Des dauphins et des jeux

Le jeu sert à exercer son corps, développer des rapports sociaux, s’entraîner à la « vraie vie » et se faire plaisir. Exemples avec un animal considéré comme joueur par excellence : le dauphin.

Selon l’éthologie, la science qui étudie les comportements des animaux (et des humains), le jeu n’a pas pour fonction de satisfaire les besoins primaires de l’animal comme la faim par exemple, et n’intervient pas dans les phénomènes migratoires (présents chez de nombreuses espèces de cétacés notamment). Bien qu’il n’existe à ce jour aucune définition consensuelle du jeu, il est sans but, répétitif (même s’il génère de la nouveauté), amusant (c’est même l’antithèse du comportement « sérieux »), et enfin, ludique. Il a lieu lorsque le succès reproducteur de l’individu n’est pas menacé, et pourrait être un indicateur de bien-être. Par ailleurs, il est relativement aisé de distinguer une activité de jeu d’une autre : la petite mélodie du mouvement cesse ou s’emballe pour signifier la fin ou le commencement du jeu, la fin ou le début de cette source de plaisir et d’émotions positives.

Pourquoi jouer ?

Le jeu est souvent considéré comme un apprentissage de la vie : avec lui, les jeunes animaux prennent connaissance de leur environnement physique et social. Ils vont aussi développer, perfectionner et affiner leurs aptitudes motrices en jouant. De manière générale, ces activités se déroulent dans une atmosphère sécurisante pour les animaux qui peuvent à loisir développer leurs aptitudes et leur flexibilité à résoudre des problèmes, tenter de nouveaux comportements et en tester les conséquences sans que cela ne leur soit préjudiciable ou qu’ils ne soient mis en réel danger. Ce contexte est la situation idéale pour tester de nouvelles choses et vivre des aventures inédites.

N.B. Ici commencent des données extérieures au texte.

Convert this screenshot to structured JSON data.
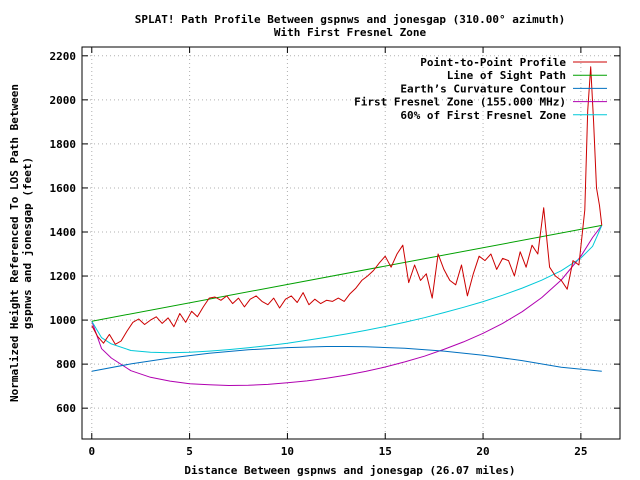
{
  "chart_data": {
    "type": "line",
    "title_line1": "SPLAT! Path Profile Between gspnws and jonesgap (310.00° azimuth)",
    "title_line2": "With First Fresnel Zone",
    "xlabel": "Distance Between gspnws and jonesgap (26.07 miles)",
    "ylabel_line1": "Normalized Height Referenced To LOS Path Between",
    "ylabel_line2": "gspnws and jonesgap (feet)",
    "xlim": [
      -0.5,
      27.0
    ],
    "ylim": [
      460,
      2240
    ],
    "x_ticks": [
      0,
      5,
      10,
      15,
      20,
      25
    ],
    "y_ticks": [
      600,
      800,
      1000,
      1200,
      1400,
      1600,
      1800,
      2000,
      2200
    ],
    "legend_position": "top-right",
    "series": [
      {
        "name": "Point-to-Point Profile",
        "color": "#cc0000",
        "x": [
          0,
          0.3,
          0.6,
          0.9,
          1.2,
          1.5,
          1.8,
          2.1,
          2.4,
          2.7,
          3.0,
          3.3,
          3.6,
          3.9,
          4.2,
          4.5,
          4.8,
          5.1,
          5.4,
          5.7,
          6.0,
          6.3,
          6.6,
          6.9,
          7.2,
          7.5,
          7.8,
          8.1,
          8.4,
          8.7,
          9.0,
          9.3,
          9.6,
          9.9,
          10.2,
          10.5,
          10.8,
          11.1,
          11.4,
          11.7,
          12.0,
          12.3,
          12.6,
          12.9,
          13.2,
          13.5,
          13.8,
          14.1,
          14.4,
          14.7,
          15.0,
          15.3,
          15.6,
          15.9,
          16.2,
          16.5,
          16.8,
          17.1,
          17.4,
          17.7,
          18.0,
          18.3,
          18.6,
          18.9,
          19.2,
          19.5,
          19.8,
          20.1,
          20.4,
          20.7,
          21.0,
          21.3,
          21.6,
          21.9,
          22.2,
          22.5,
          22.8,
          23.1,
          23.4,
          23.7,
          24.0,
          24.3,
          24.6,
          24.9,
          25.2,
          25.35,
          25.5,
          25.65,
          25.8,
          25.95,
          26.07
        ],
        "y": [
          975,
          925,
          895,
          935,
          890,
          905,
          950,
          990,
          1005,
          980,
          1000,
          1015,
          985,
          1010,
          970,
          1030,
          990,
          1040,
          1015,
          1060,
          1100,
          1105,
          1090,
          1110,
          1075,
          1100,
          1060,
          1095,
          1110,
          1085,
          1070,
          1100,
          1055,
          1095,
          1110,
          1080,
          1125,
          1070,
          1095,
          1075,
          1090,
          1085,
          1100,
          1085,
          1120,
          1145,
          1180,
          1200,
          1225,
          1260,
          1290,
          1240,
          1300,
          1340,
          1170,
          1250,
          1180,
          1210,
          1100,
          1300,
          1230,
          1180,
          1160,
          1250,
          1110,
          1210,
          1290,
          1270,
          1300,
          1230,
          1280,
          1270,
          1200,
          1310,
          1240,
          1340,
          1300,
          1510,
          1240,
          1200,
          1180,
          1140,
          1270,
          1250,
          1500,
          1950,
          2150,
          1900,
          1600,
          1520,
          1430
        ]
      },
      {
        "name": "Line of Sight Path",
        "color": "#00a000",
        "x": [
          0,
          26.07
        ],
        "y": [
          995,
          1430
        ]
      },
      {
        "name": "Earth’s Curvature Contour",
        "color": "#0070c0",
        "x": [
          0,
          2,
          4,
          6,
          8,
          10,
          12,
          13.035,
          14,
          16,
          18,
          20,
          22,
          24,
          26.07
        ],
        "y": [
          768,
          801,
          828,
          849,
          865,
          875,
          880,
          880,
          879,
          872,
          859,
          840,
          816,
          786,
          768
        ]
      },
      {
        "name": "First Fresnel Zone (155.000 MHz)",
        "color": "#b000b0",
        "x": [
          0,
          0.5,
          1,
          2,
          3,
          4,
          5,
          6,
          7,
          8,
          9,
          10,
          11,
          12,
          13,
          14,
          15,
          16,
          17,
          18,
          19,
          20,
          21,
          22,
          23,
          24,
          25,
          25.6,
          26.07
        ],
        "y": [
          995,
          870,
          828,
          770,
          740,
          723,
          711,
          706,
          703,
          704,
          708,
          715,
          724,
          736,
          750,
          767,
          787,
          810,
          836,
          867,
          901,
          940,
          985,
          1038,
          1102,
          1182,
          1290,
          1375,
          1430
        ]
      },
      {
        "name": "60% of First Fresnel Zone",
        "color": "#00c8d8",
        "x": [
          0,
          0.5,
          1,
          2,
          3,
          4,
          5,
          6,
          7,
          8,
          9,
          10,
          11,
          12,
          13,
          14,
          15,
          16,
          17,
          18,
          19,
          20,
          21,
          22,
          23,
          24,
          25,
          25.6,
          26.07
        ],
        "y": [
          995,
          920,
          892,
          862,
          854,
          852,
          854,
          859,
          866,
          874,
          884,
          895,
          908,
          922,
          937,
          953,
          971,
          990,
          1011,
          1034,
          1058,
          1084,
          1113,
          1145,
          1181,
          1224,
          1282,
          1335,
          1430
        ]
      }
    ]
  }
}
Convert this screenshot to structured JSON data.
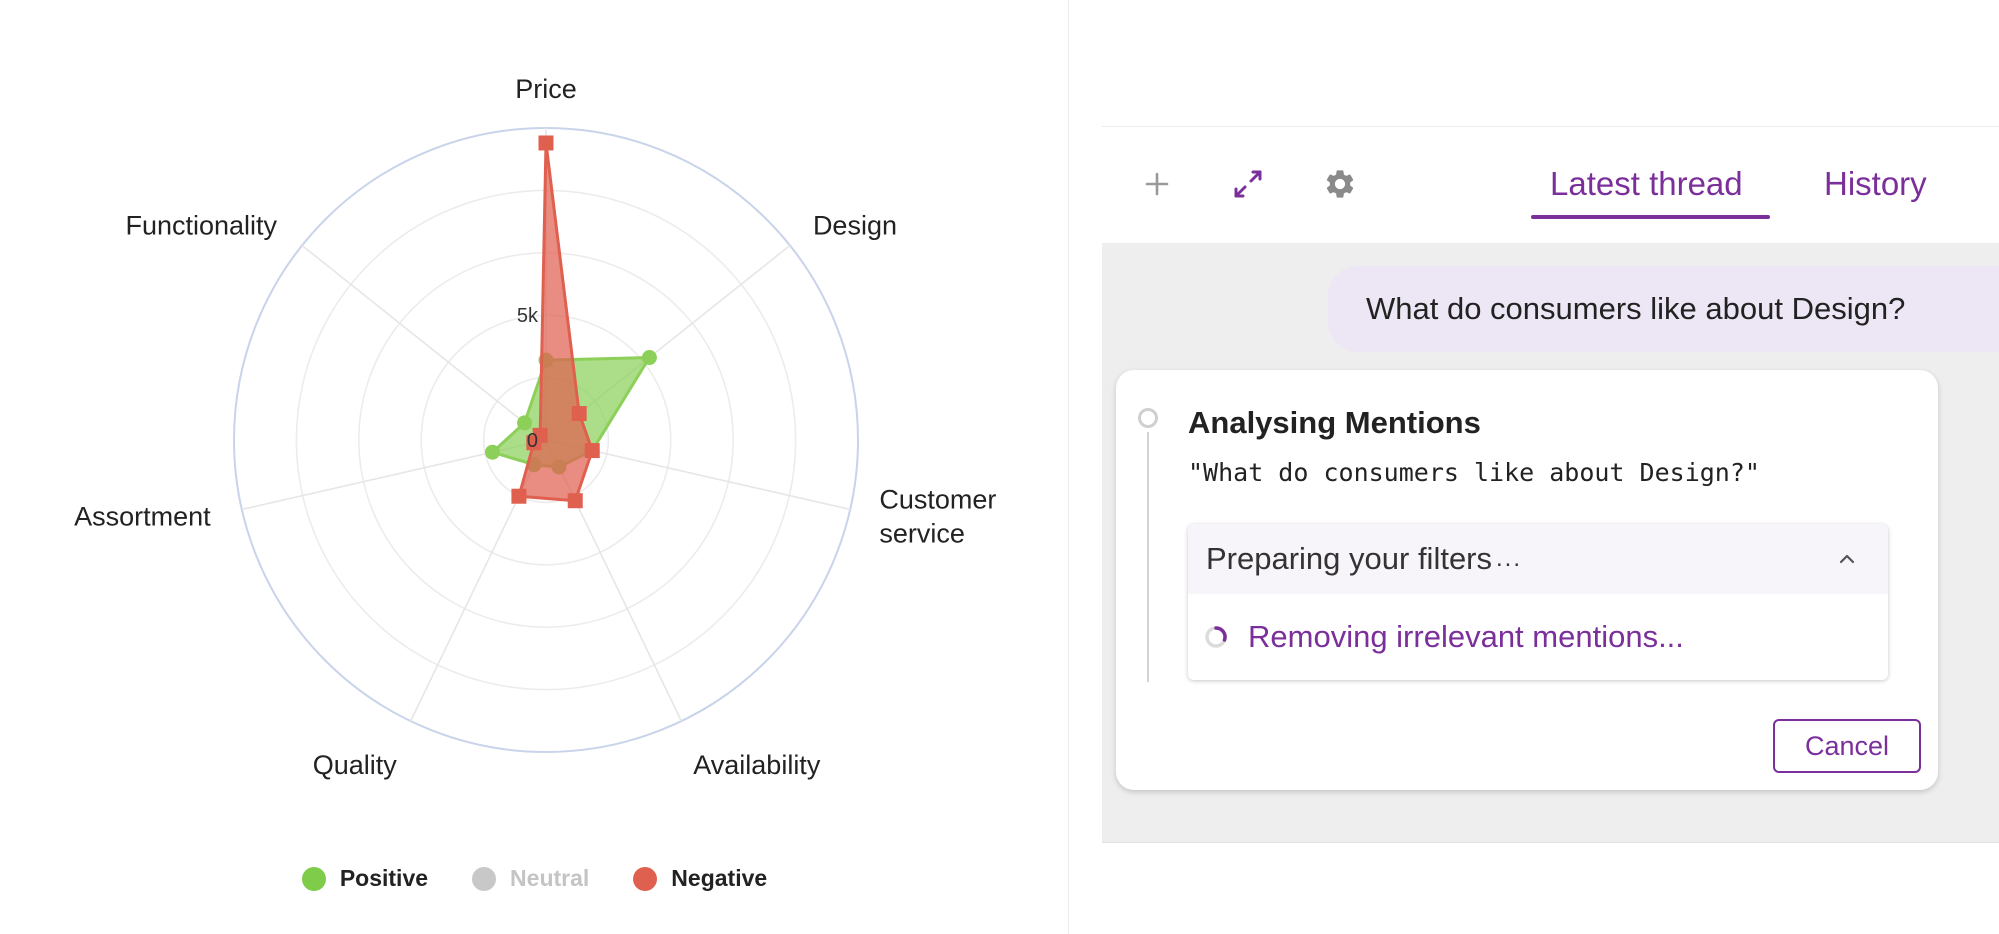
{
  "chart_data": {
    "type": "radar",
    "axes": [
      "Price",
      "Design",
      "Customer service",
      "Availability",
      "Quality",
      "Assortment",
      "Functionality"
    ],
    "axis_label_lines": [
      [
        "Price"
      ],
      [
        "Design"
      ],
      [
        "Customer",
        "service"
      ],
      [
        "Availability"
      ],
      [
        "Quality"
      ],
      [
        "Assortment"
      ],
      [
        "Functionality"
      ]
    ],
    "ticks": [
      {
        "label": "0",
        "value": 0
      },
      {
        "label": "5k",
        "value": 5000
      }
    ],
    "rmax": 12500,
    "grid_rings": [
      0,
      2500,
      5000,
      7500,
      10000,
      12500
    ],
    "series": [
      {
        "name": "Positive",
        "color": "#8cd05a",
        "visible": true,
        "marker": "circle",
        "values": [
          3200,
          5300,
          1900,
          1200,
          1100,
          2200,
          1100
        ]
      },
      {
        "name": "Neutral",
        "color": "#c8c8c8",
        "visible": false,
        "marker": "circle",
        "values": [
          0,
          0,
          0,
          0,
          0,
          0,
          0
        ]
      },
      {
        "name": "Negative",
        "color": "#e06050",
        "visible": true,
        "marker": "square",
        "values": [
          11900,
          1700,
          1900,
          2700,
          2500,
          500,
          300
        ]
      }
    ],
    "legend": "bottom-center"
  },
  "legend": {
    "items": [
      {
        "label": "Positive",
        "color": "#7fcb4a",
        "active": true
      },
      {
        "label": "Neutral",
        "color": "#c8c8c8",
        "active": false
      },
      {
        "label": "Negative",
        "color": "#e0604f",
        "active": true
      }
    ]
  },
  "toolbar": {
    "icons": [
      "plus-icon",
      "expand-icon",
      "gear-icon"
    ],
    "tab_latest": "Latest thread",
    "tab_history": "History"
  },
  "thread": {
    "user_message": "What do consumers like about Design?",
    "card_title": "Analysing Mentions",
    "card_query": "\"What do consumers like about Design?\"",
    "filters_title": "Preparing your filters",
    "filters_dots": "...",
    "status_text": "Removing irrelevant mentions...",
    "cancel_label": "Cancel"
  },
  "colors": {
    "accent": "#7b2f9b",
    "bubble": "#ede6f4",
    "thread_bg": "#eeeeee"
  }
}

Prenons l’exemple des grands dauphins (Tursiops truncatus) : non pas qu’ils soient les seuls à jouer, mais ils représentent l’espèce de cétacés la plus étudiée. L’âge est un facteur qui contribue à l’expression de cette activité, les jeunes dauphins jouent plus que leurs aînés, qui pourtant continuent de jouer. Le jeu aiderait le jeune animal à trouver sa place dans le groupe, à identifier et à interagir avec certains autres membres. Lors des jeux sociaux, le jeune apprendrait à réguler ses émotions mais aussi à reconnaître les états émotionnels de ses partenaires. De manière générale, le jeu nourrit et affine donc les compétences sociales. À travers lui, les jeunes dauphins développent et perfectionnent leur sensori-motricité : ils seront plus affûtés pour rechercher de la nourriture, fuir face à un danger, se battre ou trouver un partenaire sexuel. Les jeunes animaux développent aussi leurs capacités acoustiques : après les babillements du début, ils deviennent experts en production et réception des différents sons (sifflements, clics et sons pulsés en rafale). Les activités de jeu sont dans leur grande majorité agréables et sources de plaisir, ce qui a pour effet de les auto-entretenir et d’inciter les jeunes dauphins à les rechercher. Parce que les jeux se renouvellent sans cesse, ils ne sont pas ennuyeux et demeurent donc attrayants pour ceux qui les engagent. Cependant certains jeux sont plus musclés que d’autres ou plus douloureux. Contrairement aux femelles, les jeunes dauphins mâles s’y montrent parfois assez violents, se mordant, se bousculant et se frappant avec violence. Des facteurs neurobiologiques (les hormones notamment) ou des différences au niveau de la socialisation expliqueraient ce phénomène. Des recherches rapportent ainsi l’exemple d’un jeune dauphin saisissant sans ménagement un crabe, nageant avec lui coincé dans sa gueule, le lâchant avec toujours aussi peu de délicatesse pour l’attraper avant qu’il ne touche le sol, jusqu’à ce que le crustacé pince la langue du jeune animal qui alla rejoindre précipitamment sa mère.